Of course, BEFORE putting these little pin holes in the ceiling I get the HO's approval to do it ~ also works to confirm the fixture locations with the HO. They can see the entire layout before an actual hole is made.

For the "attic crawl"....a couple of pieces of cut plywood...2x3' works well, which leaves a little extra piece for placing tools and the flashlight.
 

chris kennedy

Senior Member
Location
Miami Fla.
Occupation
60 yr old tool twisting electrician
stickboy1375 said:
Florida is the worst paying state in the country to be an electrician.
Opened the door for some Florida bashin there.

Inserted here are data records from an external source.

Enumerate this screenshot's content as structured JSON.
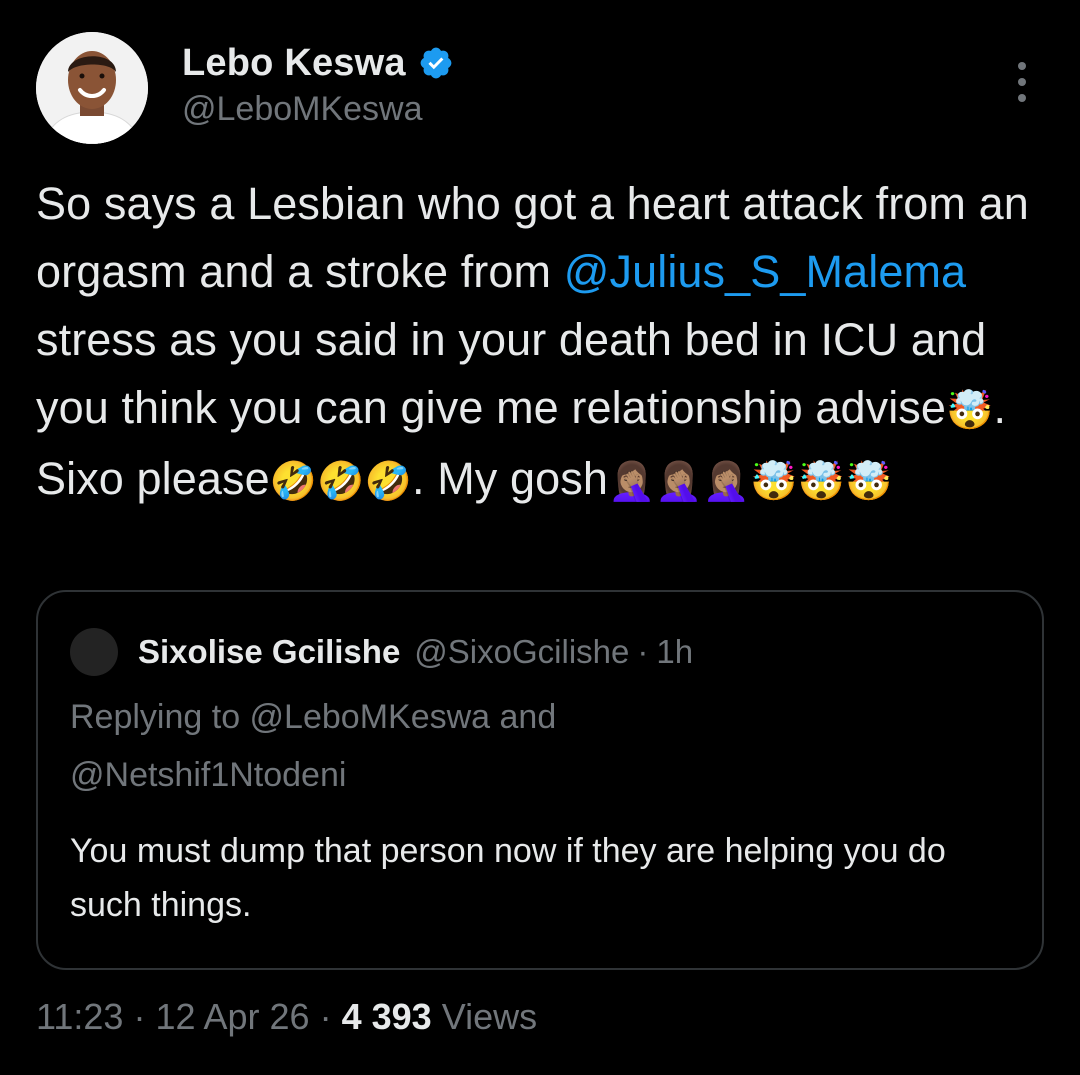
{
  "author": {
    "display_name": "Lebo Keswa",
    "handle": "@LeboMKeswa",
    "verified": true,
    "verified_color": "#1d9bf0"
  },
  "tweet": {
    "text_parts": [
      "So says a Lesbian who got a heart attack from an orgasm and a stroke from ",
      "@Julius_S_Malema",
      " stress as you said in your death bed in ICU and you think you can give me relationship advise",
      "🤯",
      ". Sixo please",
      "🤣🤣🤣",
      ". My gosh",
      "🤦🏽‍♀️🤦🏽‍♀️🤦🏽‍♀️🤯🤯🤯"
    ],
    "mention_color": "#1d9bf0"
  },
  "quoted_tweet": {
    "display_name": "Sixolise Gcilishe",
    "handle": "@SixoGcilishe",
    "separator": "·",
    "time": "1h",
    "replying_line1": "Replying to @LeboMKeswa and",
    "replying_line2": "@Netshif1Ntodeni",
    "text": "You must dump that person now if they are helping you do such things."
  },
  "footer": {
    "time": "11:23",
    "date": "12 Apr 26",
    "views_count": "4 393",
    "views_label": "Views",
    "separator": "·"
  },
  "icons": {
    "verified": "verified-badge-icon",
    "more": "more-vertical-icon"
  }
}
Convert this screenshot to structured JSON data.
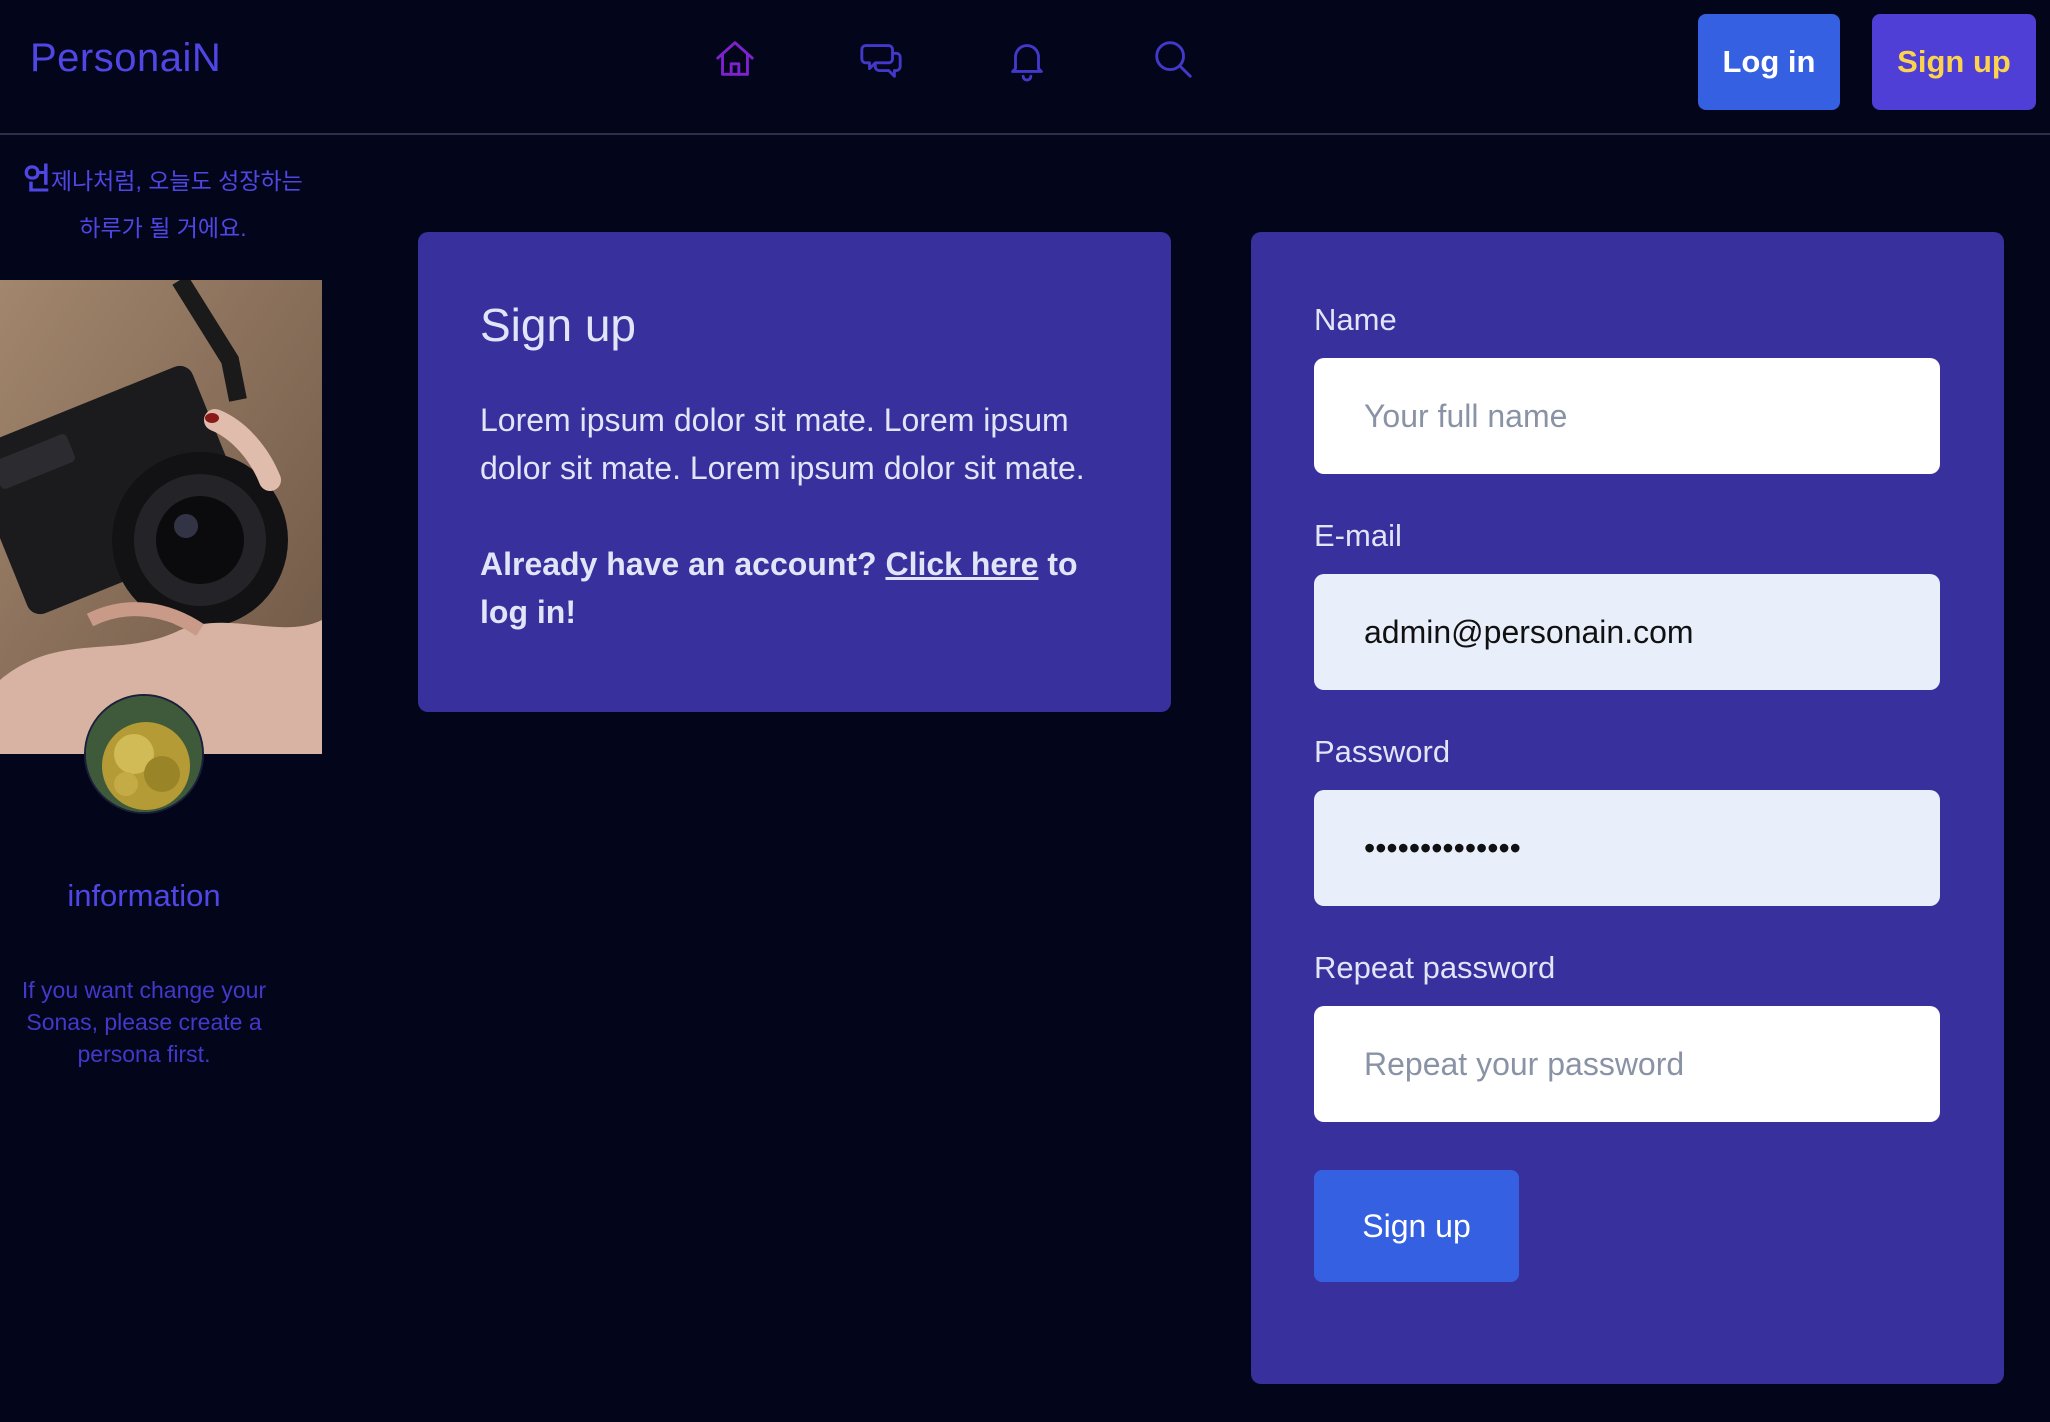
{
  "nav": {
    "brand": "PersonaiN",
    "icons": [
      "home-icon",
      "chat-icon",
      "bell-icon",
      "search-icon"
    ],
    "login_label": "Log in",
    "signup_label": "Sign up"
  },
  "sidebar": {
    "tagline_first_char": "언",
    "tagline_rest_line1": "제나처럼, 오늘도 성장하는",
    "tagline_line2": "하루가 될 거에요.",
    "info_title": "information",
    "info_text": "If you want change your Sonas, please create a persona first."
  },
  "info_card": {
    "title": "Sign up",
    "description": "Lorem ipsum dolor sit mate. Lorem ipsum dolor sit mate. Lorem ipsum dolor sit mate.",
    "already_prefix": "Already have an account?",
    "link_text": "Click here",
    "already_suffix": "to log in!"
  },
  "form": {
    "name_label": "Name",
    "name_placeholder": "Your full name",
    "name_value": "",
    "email_label": "E-mail",
    "email_value": "admin@personain.com",
    "password_label": "Password",
    "password_value": "••••••••••••••",
    "repeat_label": "Repeat password",
    "repeat_placeholder": "Repeat your password",
    "submit_label": "Sign up"
  },
  "colors": {
    "background": "#03061a",
    "brand": "#4f46e5",
    "card": "#37309d",
    "primary_button": "#3560e2",
    "signup_button": "#4f3fd6",
    "signup_text": "#fcd34d"
  }
}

Cara and I live comfortably here. Just have to be crafty and conservative. (much like anywhere)
 

stickboy1375

Senior Member
Location
Litchfield, CT
chris kennedy said:
Opened the door for some Florida bashin there.

Cara and I live comfortably here. Just have to be crafty and conservative. (much like anywhere)
Not Florida bashing Chris, just telling the truth, believe me I'm in no better boat than you.
 

LarryFine

Master Electrician Electric Contractor Richmond VA
Location
Henrico County, VA
Occupation
Electrical Contractor
Some simple tricks:

1. If you measure the room width first, and then halve it, you know the approximate center, even if they have crown mold. A fingertip can usually make an almost-invisible mark, and I usually clean the ceiling when I'm done anyway.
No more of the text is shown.